Now, it was nearly a century later when the game came back to the world, when the wizard Goodwin Kneen wrote to his Norwegian cousin Olaf, spreading the game around the world. The only thing missing was the Golden Snitch. This item wasn’t added to the game until the middle of the thirteenth century and it came about in a curious manner.
The Snidget- Snidget-hunting had been popular among witches and wizards from the early 1100s. Today, the Golden Snidget is a protected Species, but at that time, they were common in Northern Europe. Snidget-hunting finally was involved with Quidditch in 1269 at a game attended by the Chief of the Wizards’ Council himself, Barberus Bragge. According to Madam Ranott, Bragge brought a caged Snidget to the match and told the assembled players that he would award one hundred and fifty Galleons to the player who caught it during the course of the game. All the players abandoned the game in search for the Snidget.

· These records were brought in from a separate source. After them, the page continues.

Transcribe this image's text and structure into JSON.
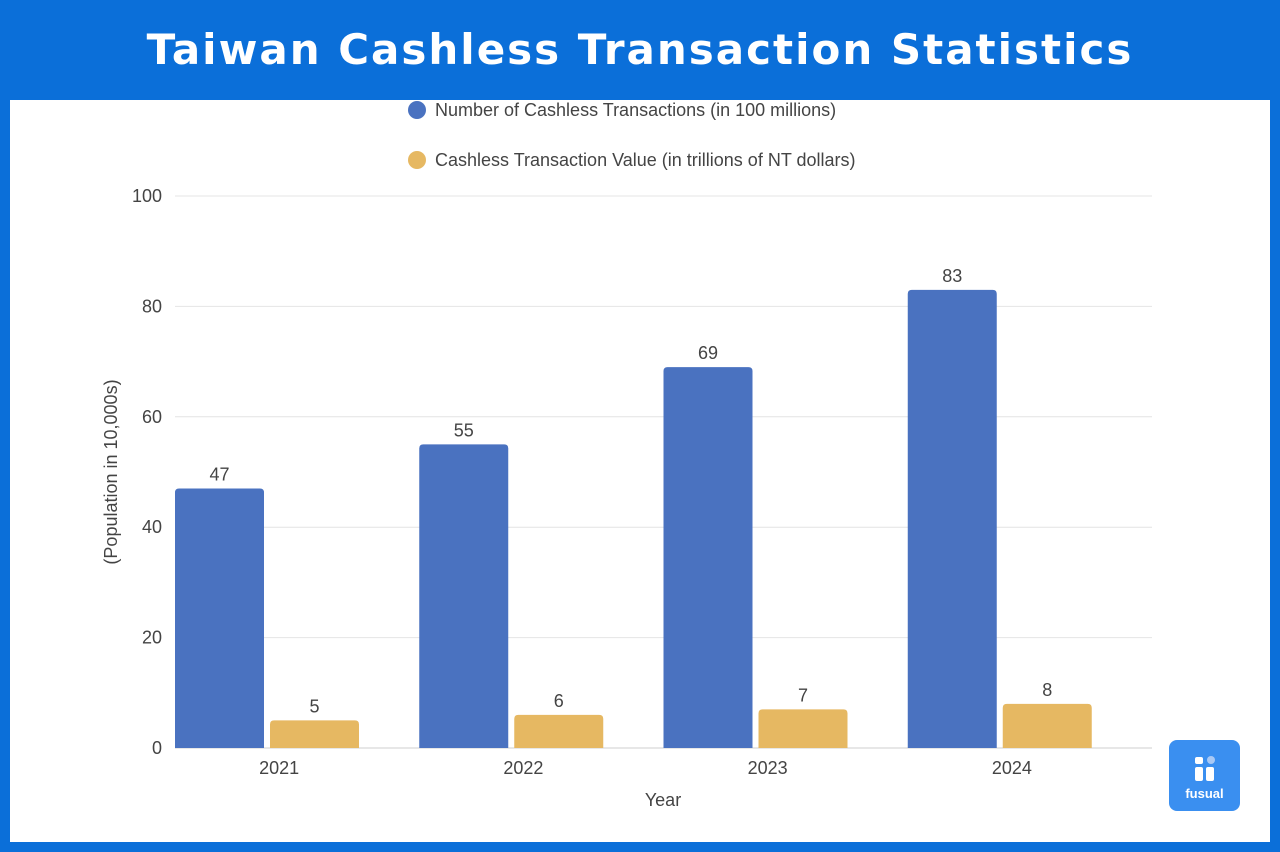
{
  "title": "Taiwan Cashless Transaction Statistics",
  "logo_text": "fusual",
  "chart_data": {
    "type": "bar",
    "categories": [
      "2021",
      "2022",
      "2023",
      "2024"
    ],
    "series": [
      {
        "name": "Number of Cashless Transactions (in 100 millions)",
        "values": [
          47,
          55,
          69,
          83
        ],
        "color": "#4a72c0"
      },
      {
        "name": "Cashless Transaction Value (in trillions of NT dollars)",
        "values": [
          5,
          6,
          7,
          8
        ],
        "color": "#e6b862"
      }
    ],
    "xlabel": "Year",
    "ylabel": "(Population in 10,000s)",
    "ylim": [
      0,
      100
    ],
    "yticks": [
      0,
      20,
      40,
      60,
      80,
      100
    ],
    "grid": true,
    "legend": "top-center",
    "data_labels": true
  }
}
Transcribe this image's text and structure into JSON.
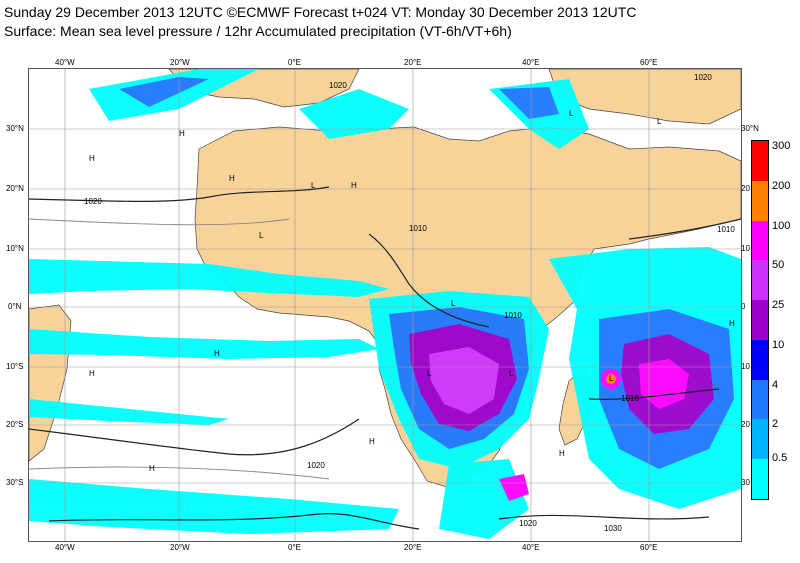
{
  "header": {
    "line1": "Sunday 29 December 2013 12UTC ©ECMWF Forecast t+024 VT: Monday 30 December 2013 12UTC",
    "line2": "Surface: Mean sea level pressure / 12hr Accumulated precipitation (VT-6h/VT+6h)"
  },
  "map": {
    "lon_labels": [
      "40°W",
      "20°W",
      "0°E",
      "20°E",
      "40°E",
      "60°E"
    ],
    "lat_labels_left": [
      "30°N",
      "20°N",
      "10°N",
      "0°N",
      "10°S",
      "20°S",
      "30°S"
    ],
    "lat_labels_right": [
      "30°N",
      "20",
      "10",
      "0",
      "10",
      "20",
      "30"
    ],
    "isobar_labels": [
      "1020",
      "1020",
      "1010",
      "1010",
      "1010",
      "1010",
      "1020",
      "1020",
      "1030",
      "1020"
    ],
    "pressure_centers": [
      "H",
      "H",
      "H",
      "H",
      "H",
      "L",
      "L",
      "L",
      "L",
      "L",
      "L",
      "H",
      "H",
      "H",
      "H",
      "H",
      "L",
      "L"
    ]
  },
  "legend": {
    "labels": [
      "300",
      "200",
      "100",
      "50",
      "25",
      "10",
      "4",
      "2",
      "0.5"
    ],
    "colors": [
      "#ff0000",
      "#ff7f00",
      "#ff00ff",
      "#cc33ff",
      "#9900cc",
      "#0000ff",
      "#1e78ff",
      "#00b4ff",
      "#00ffff"
    ]
  },
  "colors": {
    "land": "#f7d39a",
    "sea": "#ffffff",
    "precip_light": "#00ffff",
    "precip_mid": "#1e78ff",
    "precip_heavy": "#9900cc"
  }
}
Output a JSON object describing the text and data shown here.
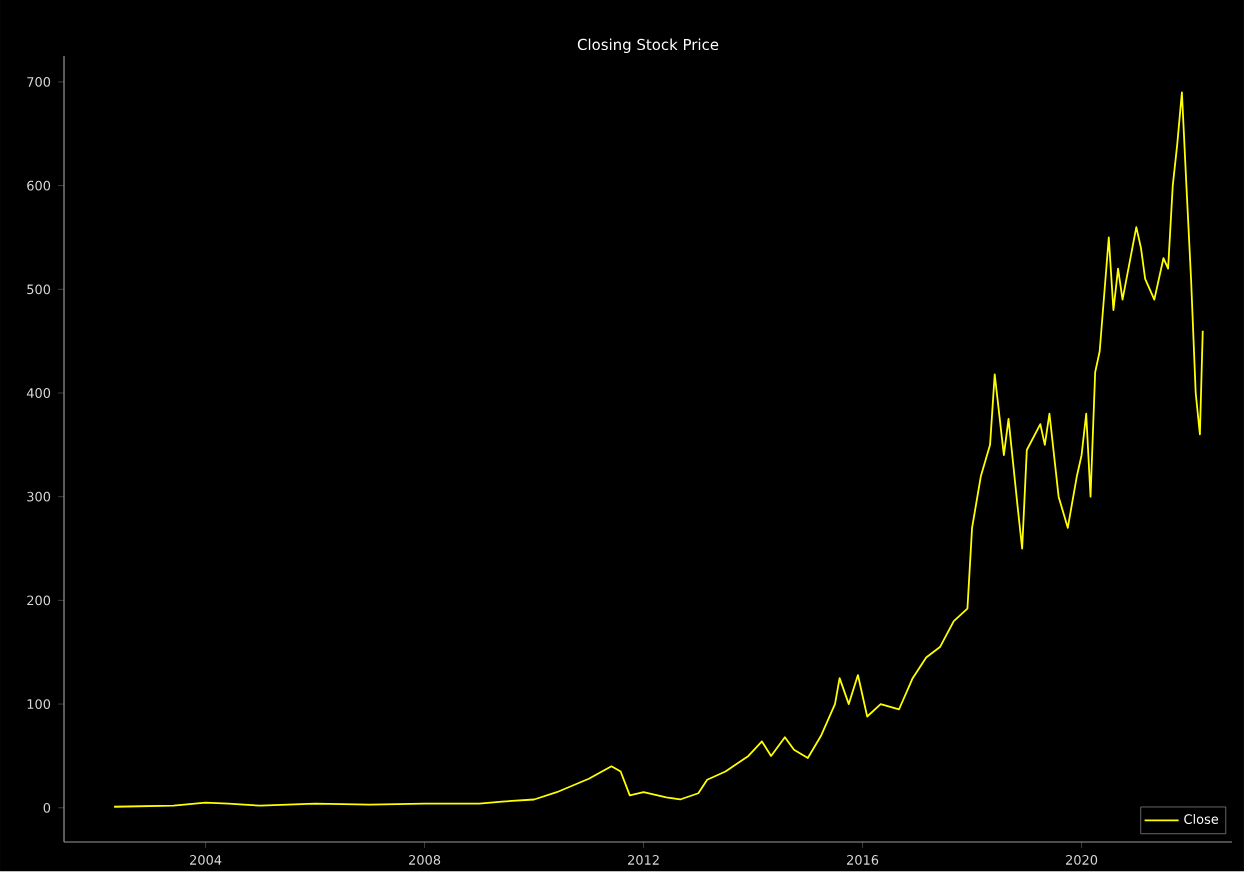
{
  "chart_data": {
    "type": "line",
    "title": "Closing Stock Price",
    "x": [
      "2002-05",
      "2003-06",
      "2004-01",
      "2004-06",
      "2005-01",
      "2006-01",
      "2007-01",
      "2008-01",
      "2009-01",
      "2009-06",
      "2010-01",
      "2010-06",
      "2011-01",
      "2011-06",
      "2011-08",
      "2011-10",
      "2012-01",
      "2012-06",
      "2012-09",
      "2013-01",
      "2013-03",
      "2013-07",
      "2013-12",
      "2014-03",
      "2014-05",
      "2014-08",
      "2014-10",
      "2015-01",
      "2015-04",
      "2015-07",
      "2015-08",
      "2015-10",
      "2015-12",
      "2016-02",
      "2016-05",
      "2016-09",
      "2016-12",
      "2017-03",
      "2017-06",
      "2017-09",
      "2017-12",
      "2018-01",
      "2018-03",
      "2018-05",
      "2018-06",
      "2018-08",
      "2018-09",
      "2018-11",
      "2018-12",
      "2019-01",
      "2019-04",
      "2019-05",
      "2019-06",
      "2019-08",
      "2019-10",
      "2019-12",
      "2020-01",
      "2020-02",
      "2020-03",
      "2020-04",
      "2020-05",
      "2020-07",
      "2020-08",
      "2020-09",
      "2020-10",
      "2021-01",
      "2021-02",
      "2021-03",
      "2021-05",
      "2021-07",
      "2021-08",
      "2021-09",
      "2021-10",
      "2021-11",
      "2021-12",
      "2022-01",
      "2022-02",
      "2022-03-01",
      "2022-03-20"
    ],
    "series": [
      {
        "name": "Close",
        "color": "#ffff00",
        "values": [
          1,
          2,
          5,
          4,
          2,
          4,
          3,
          4,
          4,
          6,
          8,
          15,
          28,
          40,
          35,
          12,
          15,
          10,
          8,
          14,
          27,
          35,
          50,
          64,
          50,
          68,
          56,
          48,
          70,
          100,
          125,
          100,
          128,
          88,
          100,
          95,
          125,
          145,
          155,
          180,
          192,
          270,
          320,
          350,
          418,
          340,
          375,
          290,
          250,
          345,
          370,
          350,
          380,
          300,
          270,
          320,
          340,
          380,
          300,
          420,
          440,
          550,
          480,
          520,
          490,
          560,
          540,
          510,
          490,
          530,
          520,
          600,
          640,
          690,
          600,
          510,
          400,
          360,
          460
        ]
      }
    ],
    "xlim": [
      "2001-06",
      "2022-10"
    ],
    "xticks": [
      "2004",
      "2008",
      "2012",
      "2016",
      "2020"
    ],
    "ylim": [
      -33,
      725
    ],
    "yticks": [
      0,
      100,
      200,
      300,
      400,
      500,
      600,
      700
    ],
    "grid": false,
    "legend": "bottom right",
    "marker": "none",
    "line_style": "solid"
  }
}
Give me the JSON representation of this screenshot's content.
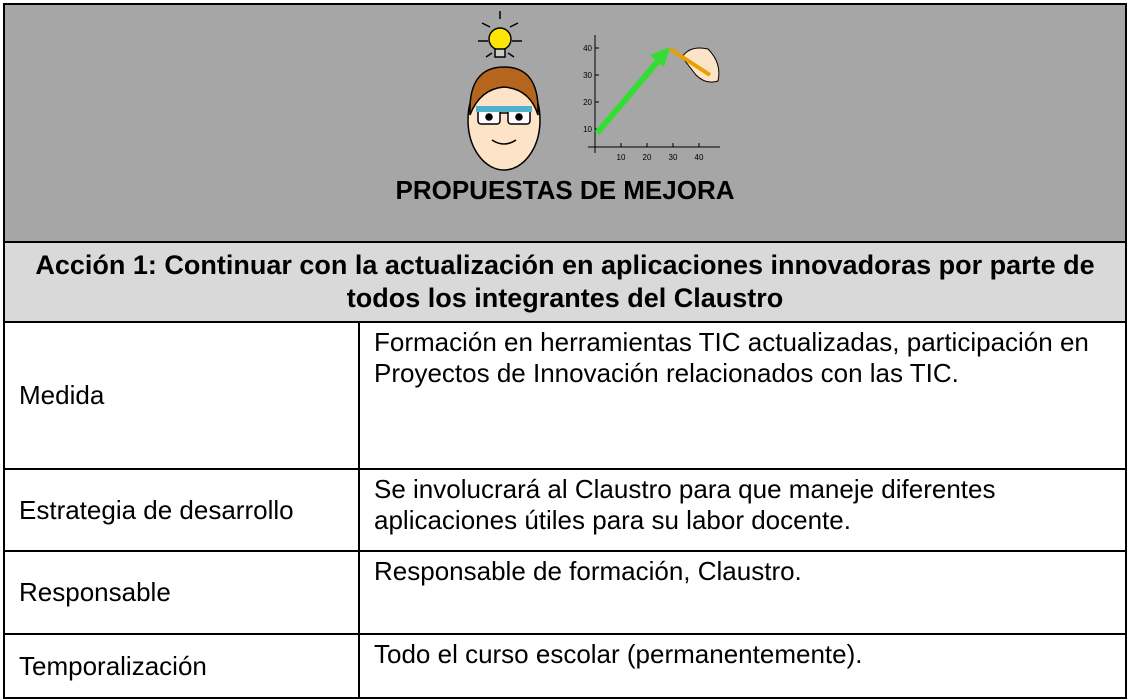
{
  "header": {
    "title": "PROPUESTAS DE MEJORA",
    "illustration": {
      "y_ticks": [
        "10",
        "20",
        "30",
        "40"
      ],
      "x_ticks": [
        "10",
        "20",
        "30",
        "40"
      ]
    }
  },
  "table": {
    "action_title": "Acción 1: Continuar con la actualización en aplicaciones innovadoras por parte de todos los integrantes del Claustro",
    "rows": [
      [
        "Medida",
        "Formación en herramientas TIC actualizadas, participación en Proyectos de Innovación relacionados con las TIC."
      ],
      [
        "Estrategia de desarrollo",
        "Se involucrará al Claustro para que maneje diferentes aplicaciones útiles para su labor docente."
      ],
      [
        "Responsable",
        "Responsable de formación, Claustro."
      ],
      [
        "Temporalización",
        "Todo el curso escolar (permanentemente)."
      ]
    ]
  }
}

But, Madam Ranott had never been a fan of Snidget-hunting, so when she saw it coming towards her, she summoned it to her and released it, before she was fined ten galleons for disrupting the game. Chief Bragge’s idea had become popular and changed Quidditch forever. At every game, one player, the hunter, would have the task of finding the Snidget. Once it was dead, the game was over and the Hunters team was awarded 150 extra points. In the middle of the following century, the Snidget population had decreased significantly, making the Snidget a protected species. This outlawed the use of Snidgets in Quidditch games. The invention of the Golden Snitch was credited to the wizard, Bowman Wright. He was a skilled metal-charmer, who set himself to create a ball that mimicked the Snidget.